Тонкие, жестокие брови Домино медленно поднялись, и Соус, увидев пару доселе незнакомых ему глаз, в первый раз по-настоящему испугался.

— Не вам решать, что глупо, а что нет, — уничтожающе глядя на него, сказала Домино.  — Вы понимаете, кто вы такой, Соус Ойл?

— Но ведь я делал все, что в моих силах! И даже более того! — еще пытался оправдываться Ойл и до хруста стиснул пальцы сложенных рук.

На этот раз Домино ничего не ответила.

— Вы полагаете, все пропало? — дрогнувшим голосом сказал Ойл.

— Плохо вы нас знаете, — Домино встала с кресла, подошла к журнальному столику, взяла из шкатулки тонкую сигарку, не торопясь, закурила и поглядела на карандашный рисунок с забавными всадниками, приколотый к стене обычной канцелярской кнопкой.

— Я видел его у лифта, — потеряно сказал Ойл. — Что он вам сказал?

— Ничего.

— Когда ничего не говорят — не говорят так тихо, — настойчиво сказал Ойл.

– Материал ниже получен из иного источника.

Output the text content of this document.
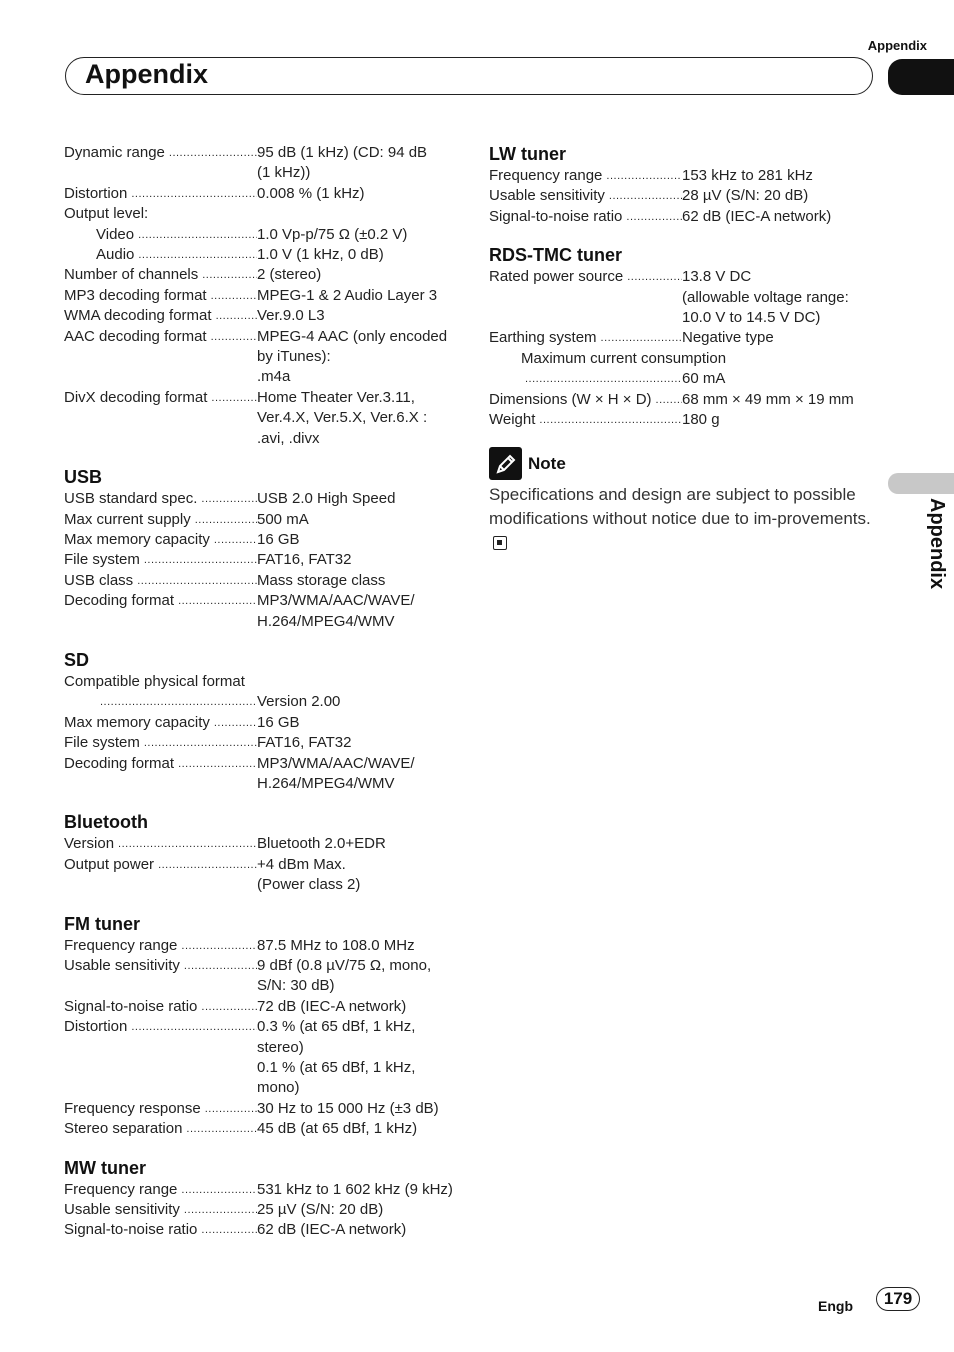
Appendix
Appendix
Appendix
Dynamic range .....	95 dB (1 kHz) (CD: 94 dB
(1 kHz))
Distortion .....	0.008 % (1 kHz)
Output level:
Video .....	1.0 Vp-p/75 Ω (±0.2 V)
Audio .....	1.0 V (1 kHz, 0 dB)
Number of channels .....	2 (stereo)
MP3 decoding format .....	MPEG-1 & 2 Audio Layer 3
WMA decoding format .....	Ver.9.0 L3
AAC decoding format .....	MPEG-4 AAC (only encoded
by iTunes):
.m4a
DivX decoding format .....	Home Theater Ver.3.11,
Ver.4.X, Ver.5.X, Ver.6.X :
.avi, .divx
USB
USB standard spec. .....	USB 2.0 High Speed
Max current supply .....	500 mA
Max memory capacity .....	16 GB
File system .....	FAT16, FAT32
USB class .....	Mass storage class
Decoding format .....	MP3/WMA/AAC/WAVE/
H.264/MPEG4/WMV
SD
Compatible physical format
.....
Version 2.00
Max memory capacity .....	16 GB
File system .....	FAT16, FAT32
Decoding format .....	MP3/WMA/AAC/WAVE/
H.264/MPEG4/WMV
Bluetooth
Version .....	Bluetooth 2.0+EDR
Output power .....	+4 dBm Max.
(Power class 2)
FM tuner
Frequency range .....	87.5 MHz to 108.0 MHz
Usable sensitivity .....	9 dBf (0.8 µV/75 Ω, mono,
S/N: 30 dB)
Signal-to-noise ratio .....	72 dB (IEC-A network)
Distortion .....	0.3 % (at 65 dBf, 1 kHz,
stereo)
0.1 % (at 65 dBf, 1 kHz,
mono)
Frequency response .....	30 Hz to 15 000 Hz (±3 dB)
Stereo separation .....	45 dB (at 65 dBf, 1 kHz)
MW tuner
Frequency range .....	531 kHz to 1 602 kHz (9 kHz)
Usable sensitivity .....	25 µV (S/N: 20 dB)
Signal-to-noise ratio .....	62 dB (IEC-A network)
LW tuner
Frequency range .....	153 kHz to 281 kHz
Usable sensitivity .....	28 µV (S/N: 20 dB)
Signal-to-noise ratio .....	62 dB (IEC-A network)
RDS-TMC tuner
Rated power source .....	13.8 V DC
(allowable voltage range:
10.0 V to 14.5 V DC)
Earthing system .....	Negative type
Maximum current consumption
.....
60 mA
Dimensions (W × H × D) ..... 68 mm × 49 mm × 19 mm
Weight .....	180 g
Note
Specifications and design are subject to possible modifications without notice due to im-provements.
Engb	179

— Вы забываетесь! — бледнея, проговорила Домино, но тут же спокойно добавила, — запомните, вы вычеркнули себя из жизни, и у вас больше нет прошлого.

— Значит, конец, — трясущимися губами, сказал Ойл. — Ради бога, я готов на все… Если нужно умереть, если это кому-нибудь нужно… — повторил он, — для общего дела, то я-я…

— Вы-ы… У вас есть только один шанс, — не докурив, Домино затушила сигарку. — Мы отпустим вас, если вы безо всяких условий провалитесь сквозь землю, исчезнете раз и навсегда.

Она опустилась в кресло и снова поглядела на картинку. Всадники стояли на развилке трех дорог.

— Отсюда до Велеграда рукой подать, — сказал Горазд. — К вечеру обернемся.

— Ты ведь с нами, брат Сальваторе? — Методий с надеждой поглядел на тайного советника.

— Нет, Ваше Высокопреосвященство, прощайте, — ответил тайный советник. — Дальше наши пути расходятся.

— Одного не пойму, отчего ты решил помогать нам? — помолчав, сказал архиепископ.

Сальваторе усмехнулся и, взмахнув плеткой, припустил коня.

— Спасибо! — крикнул Андрей, потом поглядел на Методия. — Когда немцы повесили Лазаря, Сальваторе помог мне скрыться в монастыре. А мы? Мы помогли ему вернуться.

Инок помолчал, глядя вслед рыжему облачку, пылившему над дорогой.

— Что ж, пожалуй, и мне пора.

— Нет! Нет! Я тебя не отпускаю! — запричитал архиепископ при виде холщовых сумок, подвязанных по бокам лоснившегося на солнце вороного иноходца. — Я боюсь за тебя.

— Живы будем — не помрем, — натянув поводья, ответил Андрей. — Не волнуйтесь, Ваше Высокопреосвященство, у нас там немцев нету, окромя самих себя бояться некого.

Он поймал остановившийся взгляд Методия.

— Я доберусь, вот увидите — обещаю.

— А как же… — архиепископ запнулся и вдруг сказал совсем не то, что хотел сказать, — как же Кирилл?

— Не следует понапрасну тревожить память несчастных ромеев, — ответил инок. — Учитель меня простил. И ты прости.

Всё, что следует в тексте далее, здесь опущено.